HINTS: The existence of the diamond ace complicates this, as Buraian mentioned at in the comments. Consider two cases:

Case 1: You draw a diamond other than the ace for your first card. The probability of doing this is $12/52$, and the probability of then getting a diamond is $4/51$, like you said. Multiply them to get the probability of both.

Case 2: You draw the ace of diamonds for your first card (with probability $1/52$). Then, the probability of drawing an ace is not $4/51$, because there aren't 4 aces left in the deck...

The important point of decomposing the cases like this is that they're disjoint, which is useful. Can you take it from here?

Answer 2

One may specify a card from the deck by picking a card and noting the suit; and then, without replacement, drawing a second card and noting the rank. [Example: $\clubsuit 7$ followed by $\heartsuit 3$ specifies the card $\clubsuit 3$.] By symmetry, any card is equally likely to be specified in this manner, hence the desired probability for your specific card (i.e., your specific suit-rank combination) is $\frac{1}{52}$.

Answer 3

Ok I readjusted my solutions a bit.

Solution 1: We have two cases because if the first card is a $\diamondsuit$, it could be an ace or not be an ace.

There is a $\dfrac{1}{52}$ chance that the ace of $\diamondsuit$ is drawn first, and a $\dfrac{3}{51} = \dfrac{1}{17}$ chance that the second card drawn is one of the three remaining aces, which gives a probability of $\dfrac{1}{52}\cdot \dfrac{1}{17} = \dfrac{1}{884}$ chance that this occurs.

There is a $\dfrac{12}{52} = \dfrac{3}{13}$ chance that a $\diamondsuit$ other than the ace is drawn first, and a $\dfrac{4}{51}$ chance that an ace is drawn second, giving a $\dfrac{3}{13}\cdot \dfrac{4}{51} = \dfrac{4}{221}$ chance that this occurs.

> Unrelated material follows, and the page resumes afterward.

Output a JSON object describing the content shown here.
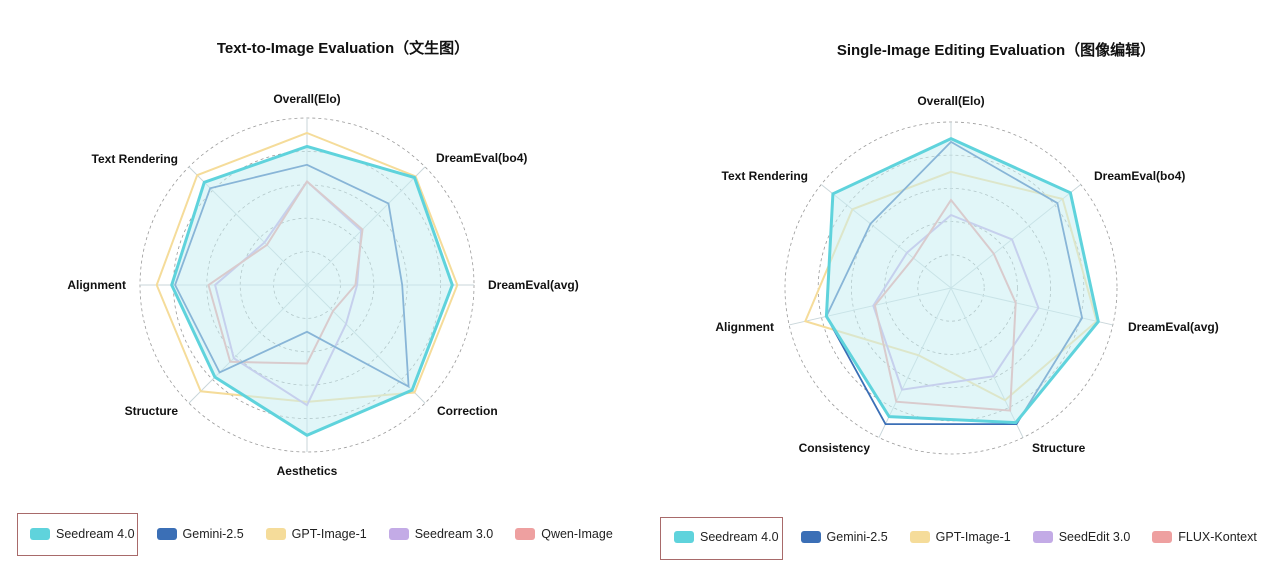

So the probability that one of these two cases happens is $\dfrac{1}{884} + \dfrac{4}{221} = \boxed{\dfrac{1}{52}}$.

Notice that we can avoid some of the large denominators above by organizing this computation as follows:$$\dfrac{1}{52}\cdot\dfrac{3}{51}+\dfrac{12}{52}\cdot\dfrac{4}{51} = \dfrac{1\cdot 3+12\cdot 4}{52\cdot 51} = \dfrac{51}{52\cdot 51}=\boxed{\dfrac{1}{52}}.$$ Solution 2: We can solve this problem by using symmetry. Make a new "card" by combining the suit of the first card with the rank of the second card; for example, if the first two cards are $\spadesuit$2 and $\heartsuit$Q, then the new "card" would be $\spadesuit$Q. Then this new "card" is equally likely to be any of $52$ possibilities, one of which is the desired $\diamondsuit$A. So, the probability that the first card is a $\diamondsuit$ and the second card is an ace is $\boxed{\frac1{52}}$.